I am at the moment using openpyxl 1.8.2, but i have in mind to switch to 1.8.5.

One solution is with copy:

from copy import copy, deepcopy

new_sheet._styles[cell.get_coordinate()] = copy(
        default_sheet._styles[cell.get_coordinate()])
  • I found a way with copy, but i am not sure if it is the best way and it doesn't copy everything like width/height of a cell! – FotisK Apr 28 '14 at 6:58
  • Yes, you need to use copy. Each worksheet keeps a dictionary of cell styles which can be copied. But really you want to try using the 1.9 branch which has a much cleaner interface for this kind of thing. – Charlie Clark Apr 28 '14 at 18:39
18

As of openpyxl 2.5.4, python 3.4: (subtle changes over the older version below)

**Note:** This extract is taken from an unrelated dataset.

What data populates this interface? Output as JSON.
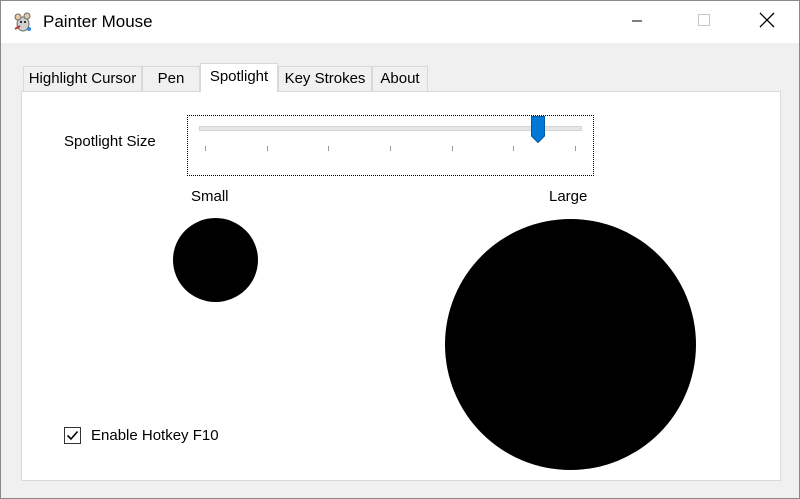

new_sheet = workbook.create_sheet(sheetName)
default_sheet = workbook['default']

from copy import copy

for row in default_sheet.rows:
    for cell in row:
        new_cell = new_sheet.cell(row=cell.row, column=cell.col_idx,
                value= cell.value)
        if cell.has_style:
            new_cell.font = copy(cell.font)
            new_cell.border = copy(cell.border)
            new_cell.fill = copy(cell.fill)
            new_cell.number_format = copy(cell.number_format)
            new_cell.protection = copy(cell.protection)
            new_cell.alignment = copy(cell.alignment)

For openpyxl 2.1

new_sheet = workbook.create_sheet(sheetName)
default_sheet = workbook['default']

for row in default_sheet.rows:
    for cell in row:
        new_cell = new_sheet.cell(row=cell.row_idx,
                   col=cell.col_idx, value= cell.value)
        if cell.has_style:
            new_cell.font = cell.font
            new_cell.border = cell.border
            new_cell.fill = cell.fill
            new_cell.number_format = cell.number_format
            new_cell.protection = cell.protection
            new_cell.alignment = cell.alignment
  • 5
    I'm using openpyxl 2.4.1, cell.font or cell.border is an instance of StyleProxy, if save workbook with that type, you will get an exception. You must copy it to new cell, like this: new_cell.font = copy(cell.font) – dawncold Jan 21 '17 at 14:51
  • 1
    THANK YOU dawncold, was wondering why I was getting a "non hashable type" error. – otocan Aug 18 '17 at 10:49
  • In 2.5.3, fill, protection and alignment must also be copied. – Jorge Leitao May 13 '18 at 4:26
  • Edited to add slight modifications needed with recent openpyxl, including changes mentioned by everyone. Some changes in cell attributes too. Thanks a bunch Charlie Clark, that formed the basis of what I needed to merge xlsx files. – p_barill Jun 19 '18 at 15:13
  • Worth noting that workbooks have had a copy_worksheet method for a while now and this copy styles for you. – Charlie Clark Jul 2 '18 at 14:27
6

The StyleableObject implementation stores styles in a single list, _style, and style properties on a cell are actually getters and setters to this array. You can implement the copy for each style individually but this will be slow, especially if you're doing it in a busy inner loop like I was.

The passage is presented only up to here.